How To Self-Assess Your Career Potential
Your biggest challenge today is to broaden your skills, understand the opportunities available, and self-assess your career potential. You need to take specific steps now to take charge of your own career. Here are some tips on how to assess yourself. Ask yourself these questions:
. What are my key job skills, interests and values?
. What are my areas of special expertise?
. What new skills and knowledge would help me compete more effectively? How am I perceived by my managers, peers and direct reports?
. What culture do I best fit into?
. How effective am I as a team member?
. Am I overly specialized?
. Do I need to become more computer literate?
. Do I make a conscious effort to keep learning new things?
. What am I doing to gain more credibility and recognition for my contributions?
. Are my presentation, writing and communication skills the best they can be?
Think of yourself as running “You & Co.” as a business. Just like a business invests in research and development, make an investment in your own personal growth and development. The value of defining your personal vision is that it is an energizing force. It provides you with a rationale for your goals and objectives. Your personal vision is future-focused and helps you stay committed during discouraging times.
Give yourself at least an hour of uninterrupted time to reflect on your personal vision. Then answer the following questions:
Imagine that you could be exactly the kind of person that you would like to be. What would be some of your most important personal qualities?
What kinds of possessions and material things would you like to own?
What would your living environment look like? Where would you like to live and in what kind of setting?
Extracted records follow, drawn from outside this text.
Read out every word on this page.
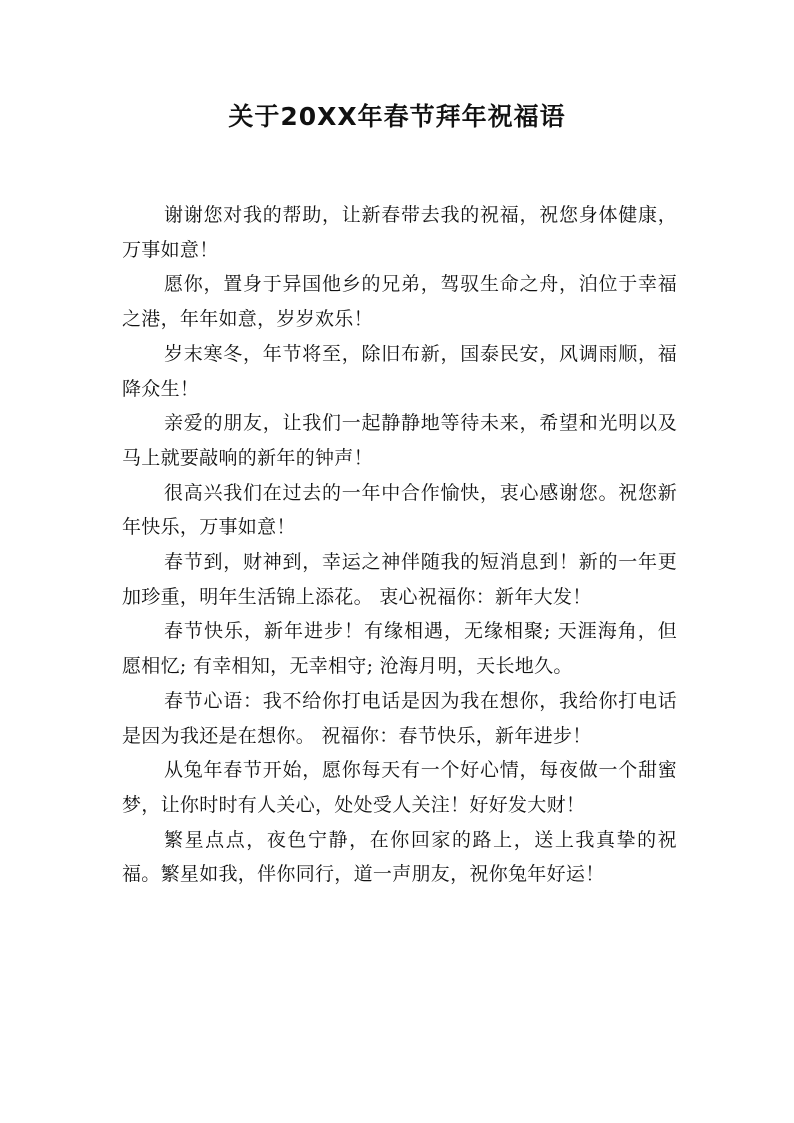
关于20XX年春节拜年祝福语

谢谢您对我的帮助，让新春带去我的祝福，祝您身体健康，万事如意！

愿你，置身于异国他乡的兄弟，驾驭生命之舟，泊位于幸福之港，年年如意，岁岁欢乐！

岁末寒冬，年节将至，除旧布新，国泰民安，风调雨顺，福降众生！

亲爱的朋友，让我们一起静静地等待未来，希望和光明以及马上就要敲响的新年的钟声！

很高兴我们在过去的一年中合作愉快，衷心感谢您。祝您新年快乐，万事如意！

春节到，财神到，幸运之神伴随我的短消息到！新的一年更加珍重，明年生活锦上添花。 衷心祝福你：新年大发！

春节快乐，新年进步！有缘相遇，无缘相聚; 天涯海角，但愿相忆; 有幸相知，无幸相守; 沧海月明，天长地久。

春节心语：我不给你打电话是因为我在想你，我给你打电话是因为我还是在想你。 祝福你：春节快乐，新年进步！

从兔年春节开始，愿你每天有一个好心情，每夜做一个甜蜜梦，让你时时有人关心，处处受人关注！好好发大财！

繁星点点，夜色宁静，在你回家的路上，送上我真挚的祝福。繁星如我，伴你同行，道一声朋友，祝你兔年好运！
What would your work life be like? What would you be doing and what would be the results of your efforts?
. Life Purpose
Now imagine that your life has a unique purpose, a purpose that you have been able to fulfill through your work, your relationships and the way you live. Describe, in a few words, what you see as the unique and special purpose of your life. What would you like to be remembered for? Your personal vision will describe your desired destination. It will be concrete and something that you desire for its intrinsic value. It will be multidimensional and will have material components, such as what you want to own and how you want to live; it will have personal components, such as your desired lifestyle and relationships; and it will have a service component, such as the contributions you want to make to your work and community. Each aspect of your personal vision will reflect what is most important to you, what you really want. The gap between your desired vision and your current situation will provide the energy, the creative tension that you will need to reach your destination. As writer Robert Fritz said, “It’s not what the vision is, it’s what the vision does.” You need to know what you want to do, and what you have to offer. Then, you need to convince your employer that you can make a significant contribution and you will both profit from the results.